J’en veux pour preuve la brimade qu’avaient infligée à feu Kamal Salibi, au milieu des années 1980, un certain nombre de biblistes allemands qui, par fanatisme ou, plus exactement, racisme religieux, n'admettaient pas qu'un Arabe s'autorisât de réfléchir sur les Saintes Écritures. Alors que l'auteur libanais s’apprêtait à publier son fameux livre "La Bible est née en Arabie" [3][4][5][6], ces théologiens imbus de leur supériorité toute chrétienne ne s’étaient pas embarrassés d’user d’une rhétorique outrancière -et pour le moins insultante, afin de persuader Salibi que l'objet de sa réflexion est la chasse gardée des Européens. Selon ces messieurs, l’Orient arabe, même chrétien, n'a pas la légitimité canonique qui l'autorise à empiéter sur ce domaine qui n'est pas le sien.
Voici, textuellement, ce que Kamal Salibi nous apprend à ce propos : « C'était le premier livre que j'ai écrit en anglais. Pour se défendre contre les objections des théologiens, les éditeurs allemands du magazine « Der Spiegel » qui voulaient me publier, ont rassemblé des érudits de la Torah dans la ville de Cologne, et ils m'ont invité à aller les rencontrer. Quand je suis allé les voir, ils m'ont fait comprendre nettement que je ne suis pas européen, et par conséquent je n'ai rien à voir avec le sujet. Quant à ma qualité de chrétien, elle ne m'autorise pas d'avoir droit au chapitre en la matière. Parce que je suis, comme ils me l'ont dit en toutes lettres, « chrétien de la diaspora », c'est-à-dire, n'étant pas occidental, je serais un chrétien illégitime. » [7]
Certes, en tant que "laïque et protestant" (comme il se plaisait à s'identifier [8]), et défendant un livre dont le titre peut paraître pour beaucoup de croyants comme le dernier blasphème, Salibi ne devait pas être très présentable dans ce beau monde de théologiens imbus de leur bien-pensance judéo-chrétienne. Et si le livre avait valu à son auteur de telles remontrances, c'est qu'il a dû se profiler comme une œuvre d'hérésie méritant le feu. Il n'empêche que, pour la pitoyable arrogance dont ils ont fait montre à l'endroit de cet « enfant naturel » du christianisme, ces théologiens de la pensée monopoliste méritent d'être chapitrés. Et sans vouloir opposer à leur superbe méprisante le moindre chauvinisme panarabe, je dirais que s'il peut y avoir dans le monde une communauté chrétienne pouvant s’enorgueillir de quelque noblesse de sang bien ancrée dans l'histoire, ce sera incontestablement la communauté des maronites libanais à laquelle appartient Kamal Salibi.

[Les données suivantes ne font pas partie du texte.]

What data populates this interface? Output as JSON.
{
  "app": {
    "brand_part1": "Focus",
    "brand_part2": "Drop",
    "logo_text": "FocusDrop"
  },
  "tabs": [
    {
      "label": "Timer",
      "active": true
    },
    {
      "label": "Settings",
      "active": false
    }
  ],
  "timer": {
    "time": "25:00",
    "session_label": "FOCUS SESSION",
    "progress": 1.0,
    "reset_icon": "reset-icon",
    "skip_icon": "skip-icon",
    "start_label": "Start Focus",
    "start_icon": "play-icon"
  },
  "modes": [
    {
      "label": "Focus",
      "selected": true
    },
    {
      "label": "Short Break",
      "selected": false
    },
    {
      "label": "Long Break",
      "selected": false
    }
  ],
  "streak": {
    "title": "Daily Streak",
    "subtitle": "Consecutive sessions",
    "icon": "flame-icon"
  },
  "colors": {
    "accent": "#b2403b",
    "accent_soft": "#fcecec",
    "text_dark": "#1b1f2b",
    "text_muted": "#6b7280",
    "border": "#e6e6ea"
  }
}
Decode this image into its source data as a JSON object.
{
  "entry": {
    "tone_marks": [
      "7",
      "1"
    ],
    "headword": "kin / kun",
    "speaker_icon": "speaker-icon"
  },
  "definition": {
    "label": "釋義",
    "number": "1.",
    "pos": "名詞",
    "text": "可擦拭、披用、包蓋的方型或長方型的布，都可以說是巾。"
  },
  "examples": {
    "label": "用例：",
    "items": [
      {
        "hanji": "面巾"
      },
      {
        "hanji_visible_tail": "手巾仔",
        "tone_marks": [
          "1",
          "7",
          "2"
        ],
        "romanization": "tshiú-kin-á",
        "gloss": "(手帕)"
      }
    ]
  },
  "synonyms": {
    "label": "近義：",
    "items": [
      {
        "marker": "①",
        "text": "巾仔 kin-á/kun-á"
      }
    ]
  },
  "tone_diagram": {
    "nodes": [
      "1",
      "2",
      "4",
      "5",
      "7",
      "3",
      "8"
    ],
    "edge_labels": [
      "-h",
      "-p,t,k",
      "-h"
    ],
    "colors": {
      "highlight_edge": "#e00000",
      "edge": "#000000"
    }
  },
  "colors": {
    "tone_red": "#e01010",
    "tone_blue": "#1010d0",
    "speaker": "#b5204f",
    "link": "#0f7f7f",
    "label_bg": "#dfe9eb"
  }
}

Avant de rappeler ce qui permet à cette communauté de se prévaloir de ses origines et de son histoire, peut-être vaudrait-il mieux commencer par éclairer, pour ceux qui ne connaissent pas la langue ni l'onomastique arabes, le nom de famille Salibi. En arabe صليبي (même prononciation qu'en français, avec juste le déplacement de l'accent sur l'avant dernière syllabe "li"), ce nom signifie "croisé". Il se tire de صليب salib (croix), dont dérive aussi صلب salb (crucifixion). D'après l'autobiographie de Kamal Salibi [9], le nom de famille ne correspond pas au sens consacré en Occident, à savoir chevalier chrétien qui a participé aux croisades. Il désignerait plutôt, par adjectivation de "عيد الصليب" (aïd es-salib), la Fête de la Croix, en Orient célébrée le 14 septembre. Cet hiéronyme arabe qui se donne généralement aux natifs de ce jour relève de la même tradition qui a consacré « Noël », « Nadal » et apparentés en France et en Europe, ou Ayadi (du jour de l'aïd), Romdhan (de ramadan), Achour (de achoura), Jomâ ( du nom arabe de vendredi) etc., chez les musulmans arabes. Par ailleurs, le même nom "salibi" désigne chez les musulmans de la Syrie et du Liban la récolte agricole du jour séparant l’été de l'automne [10]. Mais ce sens restreint que Kamal Salibi donne à son nom de famille n'occulte pas l'intime rapport historique des Maronites avec les Croisés, ni surtout la généalogie prêtée à ces Maronites qui fait de leurs ancêtres les premiers disciples de Jésus.
Évoquant cette communauté à un moment où la France cherchait à avoir pied au Moyen-Orient arabe, Louis de Baudicour écrit : « Les Maronites ne sont autres que les anciens habitants de la Syrie, demeurés fidèles aux doctrines de Jésus-Christ, dont ils étaient les premiers disciples. Lors de l'invasion arabe, abandonnés par les empereurs grecs de Constantinople, qui achetaient la paix à prix d'or, ils s'étaient réfugiés dans les montagnes du Liban, où, sous la conduite de saint Maron [10], ils ont persévéré dans la pratique des vertus chrétiennes. Les infidèles les ont pour cela surnommés Maronites ; loin de s'en défendre, ils s'en sont fait un titre de gloire et ont conservé ce nom » [11].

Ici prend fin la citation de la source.